Analyst: Adland, Media Take Major Hit If 'Fiscal Cliff' Happens
A number of economists have predicted that the U.S. could enter a new recession if the government allows the economy to fall off the so-called “fiscal cliff” at the end year, with the
tax increases and spending cuts now scheduled to take effect at that time.
Now a new report from Pivotal Research says the ensuing crash landing after the fall could result in a $9
billion revenue loss to media companies as a result of inevitable ad spending cuts by marketers to help bolster their bottom lines.
“It seems likely that Republicans and Democrats
will drive the industry over the edge of the cliff in Thelma and Louise-style,” senior research analyst Brian Wieser wrote in his report. “As with other sectors, the advertising industry
and its investors should prepare for the potential crash that could follow.”
“All industries and all countries would be impacted by austerity in the United States if we go over
the cliff next year,” Wieser wrote. “Within advertising,” he said dozens of companies, “not to mention every investor and nearly every employee in the industry, would be
impacted, too."
The $9 billion that Wieser calculates could vanish is just revenue attributable to media sellers. Adland would also take a big hit, if marketers slash their ad budgets.
“While economists' consensus and our model speaks of optimism that this won't happen, our brain increasingly thinks it just might.”

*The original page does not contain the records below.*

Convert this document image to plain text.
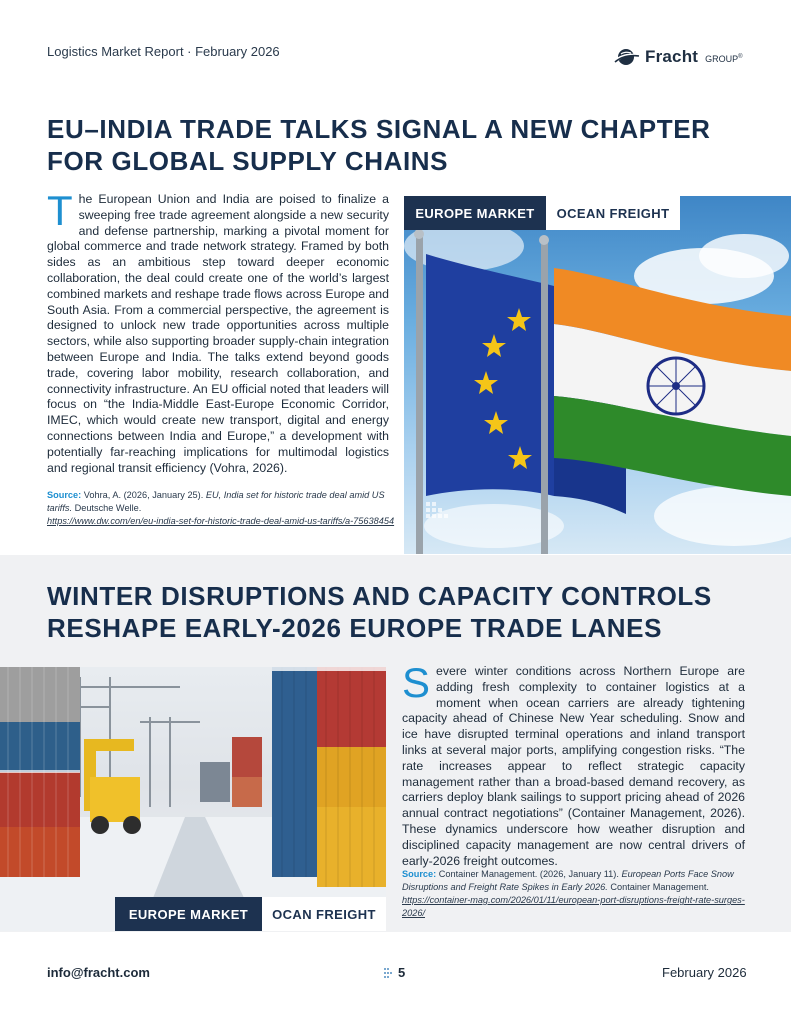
Logistics Market Report · February 2026	Fracht GROUP®
EU–INDIA TRADE TALKS SIGNAL A NEW CHAPTER FOR GLOBAL SUPPLY CHAINS
The European Union and India are poised to finalize a sweeping free trade agreement alongside a new security and defense partnership, marking a pivotal moment for global commerce and trade network strategy. Framed by both sides as an ambitious step toward deeper economic collaboration, the deal could create one of the world’s largest combined markets and reshape trade flows across Europe and South Asia. From a commercial perspective, the agreement is designed to unlock new trade opportunities across multiple sectors, while also supporting broader supply-chain integration between Europe and India. The talks extend beyond goods trade, covering labor mobility, research collaboration, and connectivity infrastructure. An EU official noted that leaders will focus on “the India-Middle East-Europe Economic Corridor, IMEC, which would create new transport, digital and energy connections between India and Europe,” a development with potentially far-reaching implications for multimodal logistics and regional transit efficiency (Vohra, 2026).
Source: Vohra, A. (2026, January 25). EU, India set for historic trade deal amid US tariffs. Deutsche Welle.
https://www.dw.com/en/eu-india-set-for-historic-trade-deal-amid-us-tariffs/a-75638454
EUROPE MARKET	OCEAN FREIGHT
WINTER DISRUPTIONS AND CAPACITY CONTROLS RESHAPE EARLY-2026 EUROPE TRADE LANES
EUROPE MARKET	OCAN FREIGHT
Severe winter conditions across Northern Europe are adding fresh complexity to container logistics at a moment when ocean carriers are already tightening capacity ahead of Chinese New Year scheduling. Snow and ice have disrupted terminal operations and inland transport links at several major ports, amplifying congestion risks. “The rate increases appear to reflect strategic capacity management rather than a broad-based demand recovery, as carriers deploy blank sailings to support pricing ahead of 2026 annual contract negotiations” (Container Management, 2026). These dynamics underscore how weather disruption and disciplined capacity management are now central drivers of early-2026 freight outcomes.
Source: Container Management. (2026, January 11). European Ports Face Snow Disruptions and Freight Rate Spikes in Early 2026. Container Management.
https://container-mag.com/2026/01/11/european-port-disruptions-freight-rate-surges-2026/
info@fracht.com	5	February 2026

Wieser believes 2013 will be a
lackluster year on the ad spend front. He predicts growth of just 1.2% in the U.S. and that doesn’t factor in the catastrophic effects of an economic crash.
That prediction follows
gradually decelerating growth throughout 2012, Wieser reported. First quarter 2012 ad spending (excluding political and Olympics) grew 1.5%, he calculates, while Q2 growth amounted to just 0.9% and Q3
was up just 0.3%. That’s local and national advertising combined, which was buoyed to some degree by robust auto spending at the local and regional levels. National ad growth was more sluggish
and showed a nearly 1% decline in the third quarter, Wieser said.